Der Coming-of-Age-Film „Sonne und Beton” (DEU 2023, 119 Min., Regie: David Wnendt) ist alles andere als leichte Kost und war für mich auch nicht ganz einfach zu verdauen. Genau deswegen hat er mich lange nachdenken lassen. Denn in der Romanverfilmung von Felix Lobrecht wird nicht lange gefackelt, es gibt von Anfang an aufs Maul – für uns und für den Protagonisten Lukas. Das, obwohl er eigentlich nur in Ruhe mit seinen Freunden chillen will. Aber in Neukölln läuft alles etwas anders, insbesondere durch das soziale Milieu, in das er und seine Freunde hineingeboren wurden. Um sich von feindlichen Banden freizukaufen, müssen sie kriminell werden. Geklaut wird im großen Stil, denn es soll sich am Ende für alle lohnen! Der eine will mit der Beute seine Familie unterstützen und der andere Geld für eine Reise sparen, damit er und seine Mutter vor den prügelnden Vater flüchten können. Puh, das ist harter Tobak, aber Realität. Aber es gibt auch leichte und witzige Momente, die verdeutlichen, dass es sich bei den Freunden um Teenager handelt, die eigentlich nur Spaß haben wollen. Wir hangeln uns demnach immer zwischen Spannung und Entspannung. Dank dem Cast ist der Teenie-Krimi so authentisch, wie schon etwas zugegebenermaßen länger kein deutscher Film vor ihm. Auch visuell bleibt der Film stark und vermittelt durch Farbgebung sowie Requisiten perfekt einen heißen Sommer im Jahr 2003.

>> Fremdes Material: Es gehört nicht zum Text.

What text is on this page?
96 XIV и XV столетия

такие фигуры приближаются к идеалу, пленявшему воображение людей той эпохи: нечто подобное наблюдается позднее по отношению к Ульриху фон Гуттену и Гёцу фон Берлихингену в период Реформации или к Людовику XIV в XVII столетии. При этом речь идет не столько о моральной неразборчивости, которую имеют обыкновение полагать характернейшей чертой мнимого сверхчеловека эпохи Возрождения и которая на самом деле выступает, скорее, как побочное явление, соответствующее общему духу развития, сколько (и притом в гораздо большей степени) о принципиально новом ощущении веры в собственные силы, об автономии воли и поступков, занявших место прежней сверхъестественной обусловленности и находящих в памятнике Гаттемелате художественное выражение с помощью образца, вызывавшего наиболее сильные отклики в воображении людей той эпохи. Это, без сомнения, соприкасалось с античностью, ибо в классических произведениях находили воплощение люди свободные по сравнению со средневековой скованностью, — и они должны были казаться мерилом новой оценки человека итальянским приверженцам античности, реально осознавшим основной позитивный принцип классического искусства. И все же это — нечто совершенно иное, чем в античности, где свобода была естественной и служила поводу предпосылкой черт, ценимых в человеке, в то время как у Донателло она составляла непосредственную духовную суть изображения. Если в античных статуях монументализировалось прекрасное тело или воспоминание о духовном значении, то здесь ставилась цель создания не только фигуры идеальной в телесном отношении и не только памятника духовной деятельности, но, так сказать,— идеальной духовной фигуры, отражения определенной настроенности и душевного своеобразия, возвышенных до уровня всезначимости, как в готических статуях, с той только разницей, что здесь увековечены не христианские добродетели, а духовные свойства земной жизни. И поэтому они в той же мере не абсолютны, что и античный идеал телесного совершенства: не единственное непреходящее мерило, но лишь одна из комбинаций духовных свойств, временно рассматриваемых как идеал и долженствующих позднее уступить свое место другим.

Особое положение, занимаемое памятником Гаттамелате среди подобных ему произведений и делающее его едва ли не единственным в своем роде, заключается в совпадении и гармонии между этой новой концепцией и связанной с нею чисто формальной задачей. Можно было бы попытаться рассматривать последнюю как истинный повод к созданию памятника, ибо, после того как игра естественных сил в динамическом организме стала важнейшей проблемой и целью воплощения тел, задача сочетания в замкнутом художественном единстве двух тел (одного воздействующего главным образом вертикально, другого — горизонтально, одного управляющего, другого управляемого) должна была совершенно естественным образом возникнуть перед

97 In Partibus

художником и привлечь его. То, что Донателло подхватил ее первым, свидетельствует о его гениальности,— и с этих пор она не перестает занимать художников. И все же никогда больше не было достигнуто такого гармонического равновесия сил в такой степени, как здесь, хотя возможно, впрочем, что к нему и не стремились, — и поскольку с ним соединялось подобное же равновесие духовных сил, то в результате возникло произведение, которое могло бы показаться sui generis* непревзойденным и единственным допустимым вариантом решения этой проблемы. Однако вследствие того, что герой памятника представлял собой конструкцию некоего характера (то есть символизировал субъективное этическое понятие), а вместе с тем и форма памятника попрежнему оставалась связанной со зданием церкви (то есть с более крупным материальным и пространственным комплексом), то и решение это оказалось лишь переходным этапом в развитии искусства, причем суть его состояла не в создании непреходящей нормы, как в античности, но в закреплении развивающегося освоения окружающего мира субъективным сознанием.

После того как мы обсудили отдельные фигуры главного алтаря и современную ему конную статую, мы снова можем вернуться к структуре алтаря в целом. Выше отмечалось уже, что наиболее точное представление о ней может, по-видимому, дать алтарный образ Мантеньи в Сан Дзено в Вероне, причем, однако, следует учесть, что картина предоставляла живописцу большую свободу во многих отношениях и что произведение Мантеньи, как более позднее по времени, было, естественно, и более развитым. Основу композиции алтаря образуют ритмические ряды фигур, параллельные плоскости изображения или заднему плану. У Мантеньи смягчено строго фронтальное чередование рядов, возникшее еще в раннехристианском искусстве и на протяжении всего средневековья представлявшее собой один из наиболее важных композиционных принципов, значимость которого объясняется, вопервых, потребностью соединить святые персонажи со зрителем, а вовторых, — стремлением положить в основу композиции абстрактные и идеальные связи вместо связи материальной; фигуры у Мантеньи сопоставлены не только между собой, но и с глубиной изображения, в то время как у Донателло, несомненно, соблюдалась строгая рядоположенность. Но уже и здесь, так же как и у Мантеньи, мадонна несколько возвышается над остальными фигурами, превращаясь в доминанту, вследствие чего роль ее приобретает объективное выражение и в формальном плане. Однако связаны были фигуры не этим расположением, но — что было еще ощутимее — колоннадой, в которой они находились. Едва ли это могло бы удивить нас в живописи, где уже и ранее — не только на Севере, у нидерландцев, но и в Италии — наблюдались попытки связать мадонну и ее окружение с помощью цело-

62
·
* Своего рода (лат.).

„Sonne und Beton”, D 2023, Berlinale Special, © Constantin Film Verleih

 

Dieser Wettbewerbsfilm war so unglaublich rührend, dass man die Schluchzer und Schniefer im Berlinale Palast kaum überhören konnte. „20,000 Species of Bees” (ESP 2023, 125 Min., Regie: Estibaliz Urresola Solaguren) ist der Debütfilm der Regisseurin Estibaliz Urresola Solaguren und erzählt das Leben einer Familie mit einem Fokus auf das 8-jährige Kind Aitor, das sich unwohl mit seiner Geschlechtsidentität fühlt. Einfühlsam und ruhig wird der Konflikt sichtbar gemacht, denn das Kind schämt sich, ins Schwimmbad zu gehen, will lieber in der Mädchenumkleide sein und lehnt den männlichen Namen ab. Da es aber noch so jung ist, fällt es ihm schwer genau zu sagen, was nicht stimmt. Die Mutter hat demnach eine Ahnung, aber kann (oder will) das Problem nicht greifen. Aitor aber schon, da er den großen Bruder fragt, ob er sich schon immer als Junge gefühlt hat und warum. Erst als er alleine bei der Tante auf der Bienenfarm bleibt und sich mit diesen beschäftigt, wird langsam offensichtlich, dass sich das Kind als Mädchen fühlt und identifiziert. Was für Lucía (der selbst ausgesuchte Name) nach und nach einfacher wird, stößt auf Probleme und Ablehnung innerhalb der Familie. Warum dürfe sich Lucía nicht sicher sein, wer sie ist, wenn doch auch andere sicher sind, wer sie sind? Ein einfühlsames Drama und Coming-of-Age-Film, das so rührend die Geschichte eines trans Mädchens aus der Perspektive der Betroffenen schildert, dass dieser Film ein großes Highlight der Berliner Filmfestspiele war. Die Premiere mündete in einer minutenlangen Standing-Ovation und bescherte der jungen Protagonistin Sofía Otero den Silbernen Bären für die Beste Hauptrolle. (jarp)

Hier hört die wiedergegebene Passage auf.